After Gaza, Sharon battles for Likud
Benjamin Netanyahu said Tuesday he'd challenge the prime minister for leadership of Likud.
TEL AVIV — Former Israeli Finance Minister Benjamin Netanyahu announced Tuesday that he would seek to oust Prime Minister Ariel Sharon from the premiership and as Likud leader, accusing the prime minister of caving in to terrorism by relinquishing the Gaza Strip to the Palestinians without getting anything in return.
The battle for control of the Likud - which means "unity" in Hebrew - ratchets up momentum among Israeli lawmakers to dissolve parliament and hold early elections. Opening a campaign now is likely to delay any new push for peace negotiations with the Palestinians.
The challenge from Mr. Netanyahu, who resigned from Mr. Sharon's cabinet on the eve of the withdrawal from Gaza and parts of the northern West Bank, highlights how Likud's ideological crisis over unilateral pullback threatens to tear apart the party that has run Israel's government for 20 of the past 28 years.
"The person who accepted our principles to lead the movement in the spirit of the Likud has turned his back on us," said Netanyahu, who called a press conference in Tel Aviv to make the anticipated announcement. "Ariel Sharon abandoned the principles of the Likud, and chose a different path - the path of the left."
It's the first time any sitting Israeli prime minister has faced being overthrown by a politician of the same political stripe, and analysts say it reflects how the evacuation of 25 Jewish settlements this month in the Gaza Strip and the West Bank could remake Israel's political map.
A series of polls published in Israeli newspapers showing Sharon trailing Netanyahu among Likud members has spurred speculation the prime minister will break ranks with the party that he helped establish in the mid 1970s.
Some have suggested the prime minister could join with Labor leader Shimon Peres and Yosef Lapid, the leader of the centrist Shinui party, and form a political alignment straddling the center of Israeli politics.
Others say that Sharon will be reluctant to strike out on his own, taking caution from the failed attempts by prominent Israeli politicians at setting sustainable centrist political parties.
"There needs to be a realignment, because the dominant party for the last 20 years is going through a severe identity crisis. No one who votes for Likud today knows what they're voting for," says Sam Lehman Wilzig, a professor of political science at the Bar Ilan University.
"It's as if the Republican [Party in the US] would be split between the moral majority and the more moderate pro-business wing. Here we're talking about the core salient ideological issue of Israeli politics ripping the Likud right down the middle."
Netanyahu will appeal to party hardliners who have clung to the dogma of Israel's Revisionist Zionists, a forerunner to the Likud that aspired to establish Jewish sovereignty over all the biblical land of Israel and rejected partition with the Palestinians.
Netanyahu, a former prime minister who served under Sharon first as foreign minister and then as finance minister, accused Sharon of continuing the concessions of the dovish Labor governments during the era of the Oslo peace process.
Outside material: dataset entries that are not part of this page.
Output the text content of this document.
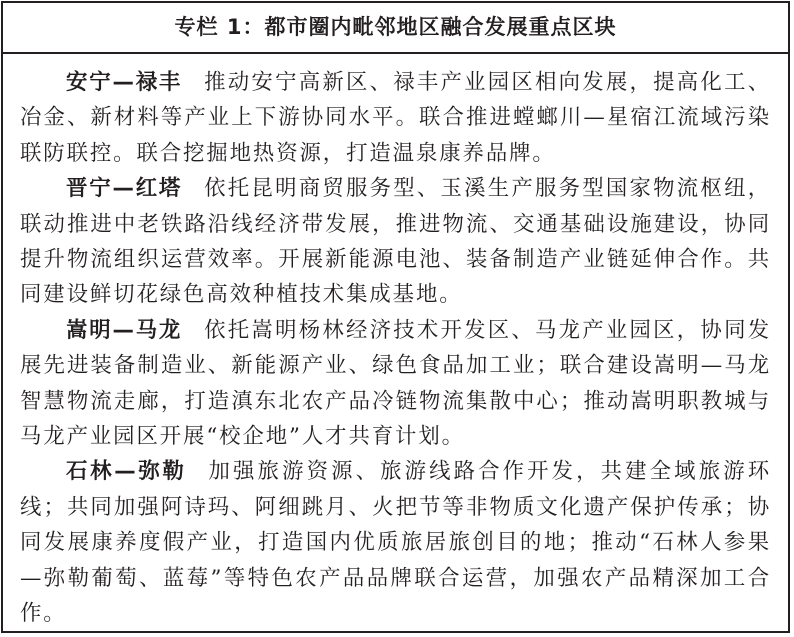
专栏 1：都市圈内毗邻地区融合发展重点区块

安宁—禄丰 推动安宁高新区、禄丰产业园区相向发展，提高化工、冶金、新材料等产业上下游协同水平。联合推进螳螂川—星宿江流域污染联防联控。联合挖掘地热资源，打造温泉康养品牌。

晋宁—红塔 依托昆明商贸服务型、玉溪生产服务型国家物流枢纽，联动推进中老铁路沿线经济带发展，推进物流、交通基础设施建设，协同提升物流组织运营效率。开展新能源电池、装备制造产业链延伸合作。共同建设鲜切花绿色高效种植技术集成基地。

嵩明—马龙 依托嵩明杨林经济技术开发区、马龙产业园区，协同发展先进装备制造业、新能源产业、绿色食品加工业；联合建设嵩明—马龙智慧物流走廊，打造滇东北农产品冷链物流集散中心；推动嵩明职教城与马龙产业园区开展“校企地”人才共育计划。

石林—弥勒 加强旅游资源、旅游线路合作开发，共建全域旅游环线；共同加强阿诗玛、阿细跳月、火把节等非物质文化遗产保护传承；协同发展康养度假产业，打造国内优质旅居旅创目的地；推动“石林人参果—弥勒葡萄、蓝莓”等特色农产品品牌联合运营，加强农产品精深加工合作。
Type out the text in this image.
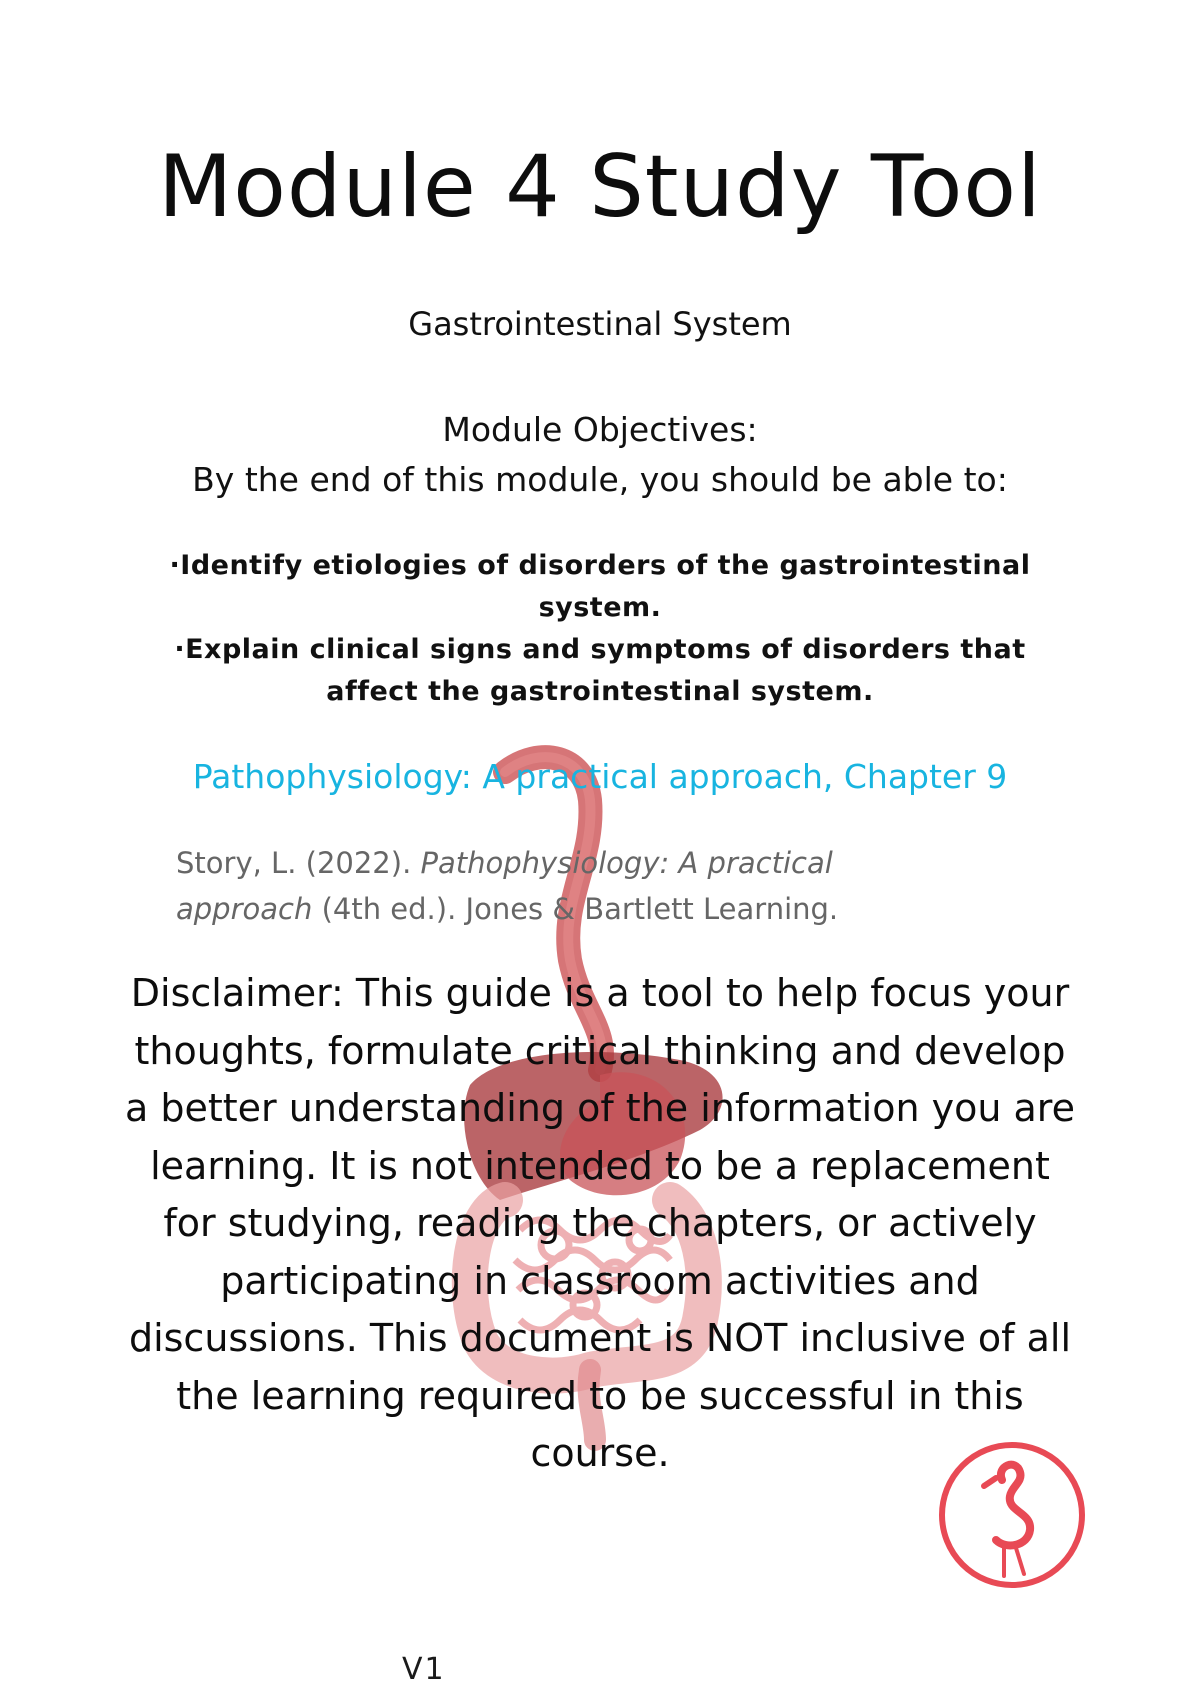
Module 4 Study Tool
Gastrointestinal System
Module Objectives:
By the end of this module, you should be able to:
·Identify etiologies of disorders of the gastrointestinal system.
·Explain clinical signs and symptoms of disorders that affect the gastrointestinal system.
Pathophysiology: A practical approach, Chapter 9
Story, L. (2022). Pathophysiology: A practical approach (4th ed.). Jones & Bartlett Learning.
Disclaimer: This guide is a tool to help focus your thoughts, formulate critical thinking and develop a better understanding of the information you are learning. It is not intended to be a replacement for studying, reading the chapters, or actively participating in classroom activities and discussions. This document is NOT inclusive of all the learning required to be successful in this course.
V1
He vowed that any future territorial concessions to Israel's Arab neighbors would be put to a national referendum, hinting at often voiced criticism that Sharon lacked a political mandate for the Gaza withdrawal.
To maintain his support, Sharon will probably rely on Likud pragmatists who recognize that Israel cannot rule over a rapidly growing Palestinian population in the West Bank. They say it should instead shore up control over large blocks of Jewish settlements while demanding the Palestinians rein in militants before restarting peace negotiations.
Israeli elections are scheduled to be held in November 2006, but many have predicted that Sharon's current coalition would become unglued shortly after completion of the unilateral disengagement from Gaza and the northern West Bank, forcing an early vote.
A Likud judicial body approved a move to convene the party's central committee before the end of September, a meeting which is likely to set a date for a leadership primary vote.
Meanwhile, the Labor party, the Likud's traditional rival, has yet to select a leader who would become its candidate for prime minister. Although he has lost four election campaigns, Mr. Peres is a front runner in the party for the nomination. Lawmakers from Labor said that the uncertainty means that a breakthrough in negotiations with the Palestinians is unlikely.
"For a major move to take place, you need a sense of political stability,'' said Yuli Tamir, a Labor parliament member. "The time of the election is quite unclear, and it's unclear even who will participate. It's safe to say that nothing will happen before the elections."